Certain attitudes and behaviours are essential to clearing communication:


1. I assume good faith. I do not question your sincerity or your sanity.
2. I care about our relationship and I want to resolve this difference.
3. I am open to influence and I am prepared to change.


1. Listen to understand
2. Speak to be understood
3. Start dialogue from a common point of reference or point of agreement and move slowly into areas of disagreement.
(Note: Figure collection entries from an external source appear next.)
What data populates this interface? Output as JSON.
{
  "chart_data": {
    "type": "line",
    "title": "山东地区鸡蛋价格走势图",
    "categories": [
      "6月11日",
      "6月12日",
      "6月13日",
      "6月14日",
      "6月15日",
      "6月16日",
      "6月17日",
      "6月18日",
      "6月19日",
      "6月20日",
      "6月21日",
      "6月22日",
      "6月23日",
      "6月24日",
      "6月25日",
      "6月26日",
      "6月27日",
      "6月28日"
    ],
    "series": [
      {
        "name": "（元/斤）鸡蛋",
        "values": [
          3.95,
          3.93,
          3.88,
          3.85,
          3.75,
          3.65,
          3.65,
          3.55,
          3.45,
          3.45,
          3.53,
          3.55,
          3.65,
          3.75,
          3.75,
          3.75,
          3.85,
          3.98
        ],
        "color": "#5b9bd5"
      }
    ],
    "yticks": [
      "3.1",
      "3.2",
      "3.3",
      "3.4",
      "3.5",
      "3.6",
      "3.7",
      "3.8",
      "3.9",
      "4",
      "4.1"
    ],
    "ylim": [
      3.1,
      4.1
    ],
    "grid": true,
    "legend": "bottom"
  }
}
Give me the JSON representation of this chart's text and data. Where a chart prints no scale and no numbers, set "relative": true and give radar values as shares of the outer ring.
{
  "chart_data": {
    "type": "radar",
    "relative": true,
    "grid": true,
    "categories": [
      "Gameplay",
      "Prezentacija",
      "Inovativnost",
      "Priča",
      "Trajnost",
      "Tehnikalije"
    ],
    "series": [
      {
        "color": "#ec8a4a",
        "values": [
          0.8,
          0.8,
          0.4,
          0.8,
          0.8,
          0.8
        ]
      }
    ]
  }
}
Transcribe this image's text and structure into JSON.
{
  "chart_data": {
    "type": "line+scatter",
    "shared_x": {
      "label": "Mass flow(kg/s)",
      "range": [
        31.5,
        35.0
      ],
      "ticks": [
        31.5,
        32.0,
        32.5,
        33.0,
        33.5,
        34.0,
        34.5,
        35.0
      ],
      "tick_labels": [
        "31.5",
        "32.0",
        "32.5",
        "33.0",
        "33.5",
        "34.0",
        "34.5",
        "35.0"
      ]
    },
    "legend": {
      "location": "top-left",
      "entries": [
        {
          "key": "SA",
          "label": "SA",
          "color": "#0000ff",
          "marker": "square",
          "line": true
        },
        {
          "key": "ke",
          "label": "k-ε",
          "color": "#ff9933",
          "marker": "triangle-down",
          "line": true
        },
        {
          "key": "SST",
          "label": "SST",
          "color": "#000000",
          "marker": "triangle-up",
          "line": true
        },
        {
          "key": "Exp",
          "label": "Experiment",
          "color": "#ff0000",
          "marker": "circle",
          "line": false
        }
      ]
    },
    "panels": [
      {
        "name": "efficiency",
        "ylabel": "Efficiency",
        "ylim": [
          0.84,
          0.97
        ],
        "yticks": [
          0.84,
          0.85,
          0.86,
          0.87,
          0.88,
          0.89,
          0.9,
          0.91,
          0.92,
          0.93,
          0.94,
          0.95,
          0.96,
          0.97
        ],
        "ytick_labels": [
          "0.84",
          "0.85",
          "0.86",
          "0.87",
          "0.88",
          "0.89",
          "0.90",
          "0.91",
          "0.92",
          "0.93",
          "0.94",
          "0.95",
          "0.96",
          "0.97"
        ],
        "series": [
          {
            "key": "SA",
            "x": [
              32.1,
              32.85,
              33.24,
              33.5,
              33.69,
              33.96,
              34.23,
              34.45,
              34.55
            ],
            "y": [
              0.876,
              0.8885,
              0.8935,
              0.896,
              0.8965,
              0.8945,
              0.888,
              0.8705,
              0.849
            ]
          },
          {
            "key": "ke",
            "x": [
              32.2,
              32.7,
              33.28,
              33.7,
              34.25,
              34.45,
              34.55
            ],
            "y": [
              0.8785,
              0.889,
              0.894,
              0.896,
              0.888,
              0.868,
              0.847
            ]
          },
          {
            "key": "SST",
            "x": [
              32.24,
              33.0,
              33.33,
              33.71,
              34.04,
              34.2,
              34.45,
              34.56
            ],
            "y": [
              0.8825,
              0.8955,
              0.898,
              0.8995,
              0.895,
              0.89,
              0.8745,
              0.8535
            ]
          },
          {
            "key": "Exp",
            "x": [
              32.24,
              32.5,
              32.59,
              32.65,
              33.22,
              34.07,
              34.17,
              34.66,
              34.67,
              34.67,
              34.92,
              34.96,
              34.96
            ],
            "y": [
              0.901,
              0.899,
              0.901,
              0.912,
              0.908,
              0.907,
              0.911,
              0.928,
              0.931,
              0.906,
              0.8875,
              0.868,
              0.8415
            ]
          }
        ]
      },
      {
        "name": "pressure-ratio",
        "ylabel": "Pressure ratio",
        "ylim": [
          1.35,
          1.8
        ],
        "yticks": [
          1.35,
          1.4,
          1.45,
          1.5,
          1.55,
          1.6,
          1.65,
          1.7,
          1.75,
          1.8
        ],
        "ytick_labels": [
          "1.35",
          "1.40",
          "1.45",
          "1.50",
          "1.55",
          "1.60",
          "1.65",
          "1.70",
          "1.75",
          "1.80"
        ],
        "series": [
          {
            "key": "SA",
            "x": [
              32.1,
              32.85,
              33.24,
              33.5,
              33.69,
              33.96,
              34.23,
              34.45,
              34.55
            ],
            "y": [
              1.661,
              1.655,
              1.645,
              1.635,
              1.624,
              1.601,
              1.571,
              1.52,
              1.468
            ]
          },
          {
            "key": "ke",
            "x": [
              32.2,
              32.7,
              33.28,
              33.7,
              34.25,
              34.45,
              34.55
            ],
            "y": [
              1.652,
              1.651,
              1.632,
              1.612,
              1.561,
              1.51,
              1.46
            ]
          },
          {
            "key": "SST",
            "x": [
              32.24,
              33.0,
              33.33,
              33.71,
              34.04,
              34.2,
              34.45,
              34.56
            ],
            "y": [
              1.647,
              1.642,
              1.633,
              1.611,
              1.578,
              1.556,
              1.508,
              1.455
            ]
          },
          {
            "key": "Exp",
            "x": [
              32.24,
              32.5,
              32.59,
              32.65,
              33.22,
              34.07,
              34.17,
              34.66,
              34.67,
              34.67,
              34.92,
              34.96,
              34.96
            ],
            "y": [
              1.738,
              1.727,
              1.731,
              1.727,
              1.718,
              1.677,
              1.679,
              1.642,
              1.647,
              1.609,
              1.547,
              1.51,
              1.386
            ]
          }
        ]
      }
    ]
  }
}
When these three attitudes and behaviours are acquired, almost any communication perception or credibility area can be resolved."

Stephen R. Covey
Principle-Centred Leadership (1992) p109-110

What Covey does not say, however, is that at the root of this ability to resolve differences has to be a godly humility that comes from Jesus:

"3 Do nothing out of selfish ambition or vain conceit. Rather, in humility value others above yourselves, not looking to your own interests but each of you to the interests of the others.
In your relationships with one another, have the same mindset as Christ Jesus:
Who, being in very nature[a] God,
    did not consider equality with God something to be used to his own advantage;
rather, he made himself nothing
    by taking the very nature[b] of a servant,
    being made in human likeness.
And being found in appearance as a man,
    he humbled himself
    by becoming obedient to death
        even death on a cross!"
(Philippians 2 v 3-8, NIV)

Tuesday, 30 April 2013

New babies in the house

There's nothing that brings excitement into a church more than new life in Christ.

And, wonderful to report, we have had four such events in the last six months. As far as can be seen, genuine conversions, all of which are being actively followed up with people discipling them. Just wonderful.

Each of the four are people that we have contacted through CAP (see previous blog entry). W£e are now "in the lives" of so many people who we would normally not have contacted.

There is no shortage of challenge and potential to be discouraged. but God is at work. And it's amazing to be a part of it.